Sadly, that was never completed due to lack of investment and in 2013, BRL was wound down. The centre later fell into Nama occupation and most of the retailers bailed out by 2014, including its anchor tenant Tesco.

In 2016, DCC acquired the centre under a compulsory purchase order and finally, the demolition of the old centre occurred in 2020 and was completed last year.

In response to Deputy Ellis’ query, Minister of State with Responsibility for Social Government and Planning, Peter Burke, TD replied:

“This is a matter for Dublin City Council, and indeed, members of the public as to consultation for the development of the site.

“The Taoiseach, I know, is to visit the site on July 11 next and is familiar with the urban regeneration programme for the area.”

Minister Brophy added there is “record funding” for urban regeneration – over €2bn in fact.

“This year, there will be another call coming from the Department to invite applications for this funding stream.”

He felt confident all the stakeholders would be willing to work together to progress this project.

Deputy Ellis commented: “The social regeneration fund set up by BRL was €3.4m per year but has now been reduced to €1.7m as provided by DCC but this is not sustainable.
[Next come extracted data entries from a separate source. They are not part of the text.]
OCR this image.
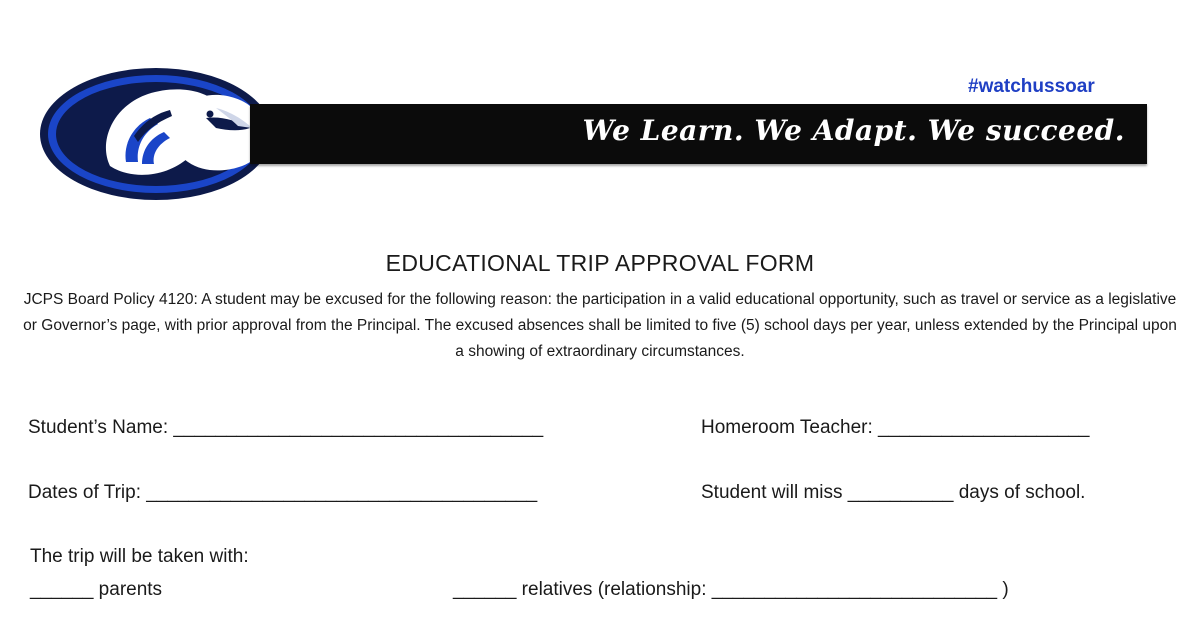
We Learn. We Adapt. We succeed.
#watchussoar
EDUCATIONAL TRIP APPROVAL FORM
JCPS Board Policy 4120: A student may be excused for the following reason: the participation in a valid educational opportunity, such as travel or service as a legislative or Governor’s page, with prior approval from the Principal. The excused absences shall be limited to five (5) school days per year, unless extended by the Principal upon a showing of extraordinary circumstances.
Student’s Name: ___________________________________	Homeroom Teacher: ____________________
Dates of Trip: _____________________________________	Student will miss __________ days of school.
The trip will be taken with:
______ parents	______ relatives (relationship: ___________________________ )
Funds needs to be restored to previous levels to progress the regeneration.

“In accordance with the Ballymun Local Area Plan 2017, DCC have proposed dividing the land into a number of sites but they are the major stakeholders and we need to revitalise Ballymun centre.”

Along with plans to incorporate a Metrolink station on the site,  proposals for the other section include a mix of residential and commercial use in accordance with the LAP, along with a public house, a children’s play area, crèche, gym, café, shops, etc.

“But I fear this site will be left vacant for years!” concluded Deputy Ellis. DCC failed to comment before press deadlines.